De acordo, porém, com um artigo publicado no número de abril de 1978 dos Deutsche-Brasilianische Hefte, a Mercedez-Benz do Brasil teria realizado, já àquela época, experimentos que apontam para a possibilidade concreta de se empregar o álcool em motores do ciclo diesel, a depender tão-somente do uso de certos aditivos, basicamente óleos vegetais, e de uma adaptação nas bombas injetoras daqueles motores. Isso quer dizer que, mesmo sem precisarmos reformular inteiramente nossa estrutura de transportes - embora eu não negue a importância de voltarmos nossa atenção para as modalidades ferroviária e hidroviária, por tanto tempo desprezadas -, podemos nos libertar quase inteiramente da necessidade de importação de petróleo para finalidade combustível.

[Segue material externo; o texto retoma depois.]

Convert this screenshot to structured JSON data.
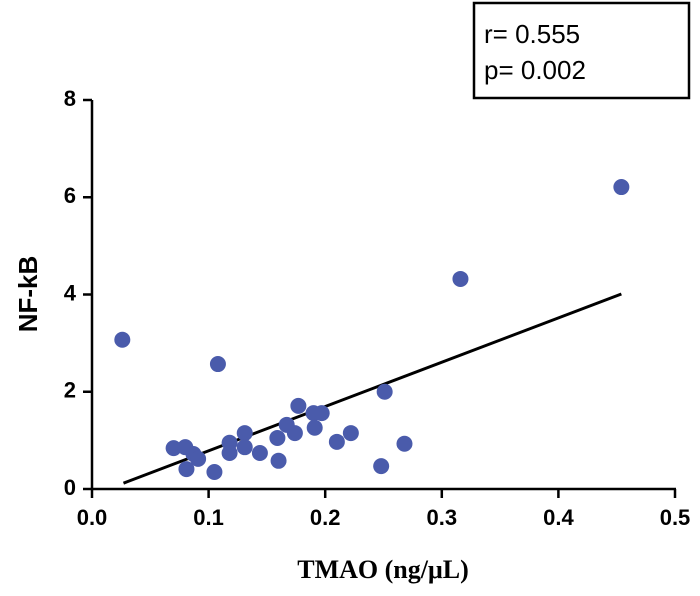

Por tudo isso, gostaria de apresentar a meus Pares e fazer registrar nos Anais desta Casa a sugestão de C. O. Belodi, da cidade de Promissão, Estado de São Paulo, um cidadão, como tantos outros, preocupado com os problemas nacionais. Enviou-me, aquele cidadão, correspondência em que apresenta a idéia da criação de um imposto sobre emissão de carbono. Talvez os Senhores se alarmem com a sugestão de mais um imposto, num país em que já existe um número tão grande de tributos. A idéia, porém, já era defendida pelo insigne Doutor José Goldemberg, em coluna publicada pelo diário O Estado de S.Paulo, a 8 de junho de 1993. Ali, o grande físico brasileiro, comentando a tramitação, no Congresso dos Estados Unidos da América, de um projeto de lei tributando o consumo de energia, criticava a oportunidade perdida por aquela nação de fazer incidir o tributo sobre, exatamente, "a quantidade de carbono emitida". Naturalmente, fontes de energia como a eólica e a solar estariam isentas e poderiam ser muito estimuladas. Por emitir menos carbono que os combustíveis fósseis, o combustível de biomassa seria também favorecido.

Resumidamente, as conseqüências da adoção de tal medida seriam: a captação de recursos para a melhoria do estado da saúde e da educação públicas do País; a melhoria ambiental dos conglomerados urbanos; a geração de grande número de empregos; e, finalmente, o retorno à atividade plena do parque industrial sucro-alcooleiro já instalado, subutilizado desde a crise do fornecimento de álcool ocorrida nos anos de 1989 e 1990, que abalou a credibilidade do combustível alternativo.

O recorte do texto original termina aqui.